In spring 2019, the Copenhagen Institute for Futures Studies led the Nordic Health 2030 Process, a series of workshops held across the Nordic region that aimed to explore and shape the future of healthcare. Thirty experts representing the private and public sectors in the Nordic countries participated in the process, making a commitment to revolutionise healthcare by shifting the healthcare paradigm from sick care to preventive health.

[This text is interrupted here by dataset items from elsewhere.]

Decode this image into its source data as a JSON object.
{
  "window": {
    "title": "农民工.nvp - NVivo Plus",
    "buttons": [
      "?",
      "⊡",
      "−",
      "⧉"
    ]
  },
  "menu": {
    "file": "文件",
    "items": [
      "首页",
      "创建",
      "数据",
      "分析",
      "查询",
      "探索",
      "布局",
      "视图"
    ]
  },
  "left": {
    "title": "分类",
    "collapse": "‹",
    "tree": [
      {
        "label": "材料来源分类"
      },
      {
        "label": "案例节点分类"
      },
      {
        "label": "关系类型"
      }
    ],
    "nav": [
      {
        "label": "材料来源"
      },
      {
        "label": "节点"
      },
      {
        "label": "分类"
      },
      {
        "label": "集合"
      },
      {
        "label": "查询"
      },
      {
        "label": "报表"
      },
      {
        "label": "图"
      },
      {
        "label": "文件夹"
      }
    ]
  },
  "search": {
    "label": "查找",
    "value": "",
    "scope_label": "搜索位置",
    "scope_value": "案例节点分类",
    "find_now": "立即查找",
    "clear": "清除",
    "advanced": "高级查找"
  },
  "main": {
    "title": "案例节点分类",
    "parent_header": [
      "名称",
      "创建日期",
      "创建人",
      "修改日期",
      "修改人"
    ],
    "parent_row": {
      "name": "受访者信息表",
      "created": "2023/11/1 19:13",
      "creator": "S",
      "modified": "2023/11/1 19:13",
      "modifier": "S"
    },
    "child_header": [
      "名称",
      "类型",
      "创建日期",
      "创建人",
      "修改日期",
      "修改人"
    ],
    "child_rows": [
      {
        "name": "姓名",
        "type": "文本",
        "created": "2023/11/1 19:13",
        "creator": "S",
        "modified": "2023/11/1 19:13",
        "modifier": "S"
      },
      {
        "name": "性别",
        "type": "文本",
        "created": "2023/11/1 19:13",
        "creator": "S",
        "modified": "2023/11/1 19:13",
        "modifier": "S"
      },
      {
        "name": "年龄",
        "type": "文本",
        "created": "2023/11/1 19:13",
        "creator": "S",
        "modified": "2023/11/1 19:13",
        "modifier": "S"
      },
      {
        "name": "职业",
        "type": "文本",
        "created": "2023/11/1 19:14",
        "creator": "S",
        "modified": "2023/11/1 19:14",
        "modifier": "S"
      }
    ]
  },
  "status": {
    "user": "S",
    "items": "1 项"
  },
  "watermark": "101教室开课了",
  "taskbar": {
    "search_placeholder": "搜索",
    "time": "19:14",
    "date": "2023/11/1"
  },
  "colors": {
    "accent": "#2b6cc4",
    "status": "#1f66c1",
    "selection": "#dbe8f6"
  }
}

In living up to this commitment, the participants in collaboration with the Copenhagen Institute for Futures Studies have developed and proposed several robust and sustainable solutions for healthcare that build on the unique strengths and capabilities of the Nordic countries. Aiming to improve healthcare on an individual, institutional and systemic level, these solutions are founded on a set of values and principles that emphasise fundamental aspects of life, culture, and society shared among the Nordics.
Self-cultivation of health
In recognising the importance of citizen engagement in improving healthcare, the Nordic Health 2030 participants have also developed a consensus on a core concept for driving the transition to preventive health on an individual level. This concept is called the self-cultivation of health and is defined as a lifelong learning approach to cultivate preventive health behaviours and values rooted in an innate sense of responsibility to oneself and one’s community.
The 5/5 Aspiration
On the institutional level, the Nordic Health 2030 process participants identified the need for more balanced health expenditure with a renewed focus on prevention. Healthcare spending in the Nordics today focuses almost exclusively on treatment, with the Nordic countries spending just 0.3% of their GDP preventive health services. The Nordic Health 2030 participants have proposed the 5/5 Aspiration as a solution. The 5/5 Aspiration proposes that by 2030, the Nordic countries should allocate 5% of the GDP to treatment and 5% of the GDP to primary, secondary, and tertiary prevention.
The sustainable health model
The Nordic Health 2030 process also motivated participants to think critically about what kinds of conditions and actions would enable the transition from sick care to preventive health on a systemic level. This resulted in the sustainable health model. At its core the model illustrates a proposed framework for relationships between key stakeholders in the healthcare ecosystem. The framework aims to prevent the lock-in of data between stakeholders, which participants identified as a significant obstacle to improving the effectiveness and efficiency of healthcare in the Nordic countries.
The humanome – a personalised point of care data concept
Finally, the Nordic Health 2030 process has highlighted how the Nordic countries can leverage their robust technological and infrastructural capabilities to develop data-driven personalised healthcare solutions. This is illustrated by the humanome, a hypothetical data concept that places the individual in the centre of a data-driven healthcare ecosystem. The humanome demonstrates how all kinds of health and health-relevant data can be shared, analysed, combined by various actors in the healthcare ecosystem to generate insights that improve health systems’ performance and qualifies individuals to make informed decisions regarding their health.